Shortly after ISDP was formed, Elsevier’s VP of Software Security Assurance and the CISO carefully reviewed Security Innovation’s courses. The quality and depth of the courses impressed them – in particular, the ability to deliver comprehensive training for each team role. Security Innovation’s willingness to engage in a conversation and adapt to feedback equally impressed them. After reviewing more than ten training providers, the information security team found a partner to co-create a repeatable, standard, and measurable security ecosystem within the development teams.
- Security Innovation started slowly by rolling out just one course, the fundamentals of
application security. The feedback received helped guide the team in structuring
subsequent curriculums that increase in depth and difficulty.
- The employees who showed a strong interest in the security training were identified
as possible candidates for the Software Security Champions initiative.
- After engaging developers, they became empowered to lead and share security best
practices within their organizations. When you have a small group of security
experts, it is vitally important that you cultivate a “Train the Trainers” approach,
allowing security leaders to emerge from within the organization.
- Less time spent patch fixing retroactive security discoveries
- Overall security awareness at the software development level
- Increasingly effective and security-minded development team
- Empowered developers prevent security issues before they arise
- Standardized security levels
- Security viewed in terms of quality
Prior to creating the security awareness-training program, Elsevier had a compliance-driven approach to security matters. This check-the-box approach to mainly voluntary compliance frameworks left gaping holes in security. They also had insufficient controls in place to enforce security. Without a new approach, the increasing deployment of applications would mean an increasingly resource-intensive patch-fix approach to security. With Security Innovation as a key partner, Elsevier took a proactive approach to make security a key differentiator for its business.

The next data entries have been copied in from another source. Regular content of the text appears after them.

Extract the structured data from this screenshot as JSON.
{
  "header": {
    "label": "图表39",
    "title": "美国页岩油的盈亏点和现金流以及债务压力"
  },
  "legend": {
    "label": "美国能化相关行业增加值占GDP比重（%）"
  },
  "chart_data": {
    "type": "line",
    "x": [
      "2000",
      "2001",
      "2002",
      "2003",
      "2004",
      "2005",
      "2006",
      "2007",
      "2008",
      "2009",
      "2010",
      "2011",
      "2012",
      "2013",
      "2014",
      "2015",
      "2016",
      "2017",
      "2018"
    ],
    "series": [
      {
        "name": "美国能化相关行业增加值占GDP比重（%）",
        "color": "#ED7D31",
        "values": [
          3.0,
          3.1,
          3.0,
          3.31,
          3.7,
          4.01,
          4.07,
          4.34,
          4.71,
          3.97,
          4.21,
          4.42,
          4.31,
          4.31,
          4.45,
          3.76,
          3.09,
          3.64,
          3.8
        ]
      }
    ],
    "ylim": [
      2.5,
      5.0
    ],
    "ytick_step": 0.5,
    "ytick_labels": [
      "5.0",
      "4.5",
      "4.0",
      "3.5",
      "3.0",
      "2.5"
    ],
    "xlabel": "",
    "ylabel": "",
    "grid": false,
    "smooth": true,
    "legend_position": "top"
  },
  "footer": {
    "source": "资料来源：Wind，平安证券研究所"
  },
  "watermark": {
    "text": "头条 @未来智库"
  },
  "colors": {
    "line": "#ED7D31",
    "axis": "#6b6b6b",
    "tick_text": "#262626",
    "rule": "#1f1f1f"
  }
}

Initially, Elsevier selected a small number of courses for a computer-based training program but decided eventually they wanted to roll out a greater number of courses, prompting them to seek buy-in from other divisions within RELX. Technical leads of other divisions showed interest when Elsevier demonstrated success in driving forward a more successful and secure software development lifecycle. This enabled Software Security Assurance to increase the depth and difficulty of training. Eventually, security training (obtaining a white belt) for software development became a formal key performance objective.
THE REVOLUTION CONTINUES…
As the next phase to their security training initiative, Elsevier worked closely with Security Innovation to roll out a belt training program, a fun way to implement ongoing training that keeps developers engaged and motivated to learn more. Developers start with fundamentals in the “white belt” courses and proceed to the next level courses, dependent on their role and the technologies they are developing in.
As courses become part of key performance objectives, they are applied more broadly across divisions. In addition, each team is assigned a Software Security Champion (SSC) who is responsible for leading that team’s security and is the point of contact between development and ISDP. All SSCs are required to obtain at least a green belt status. SSCs are also responsible for coming forward to articulate a need for security around a certain app being developed.
Since implementing the Belt Program, Elsevier management can measure expectations for each developer and incorporate security awareness into considerations for promotions or pay increases.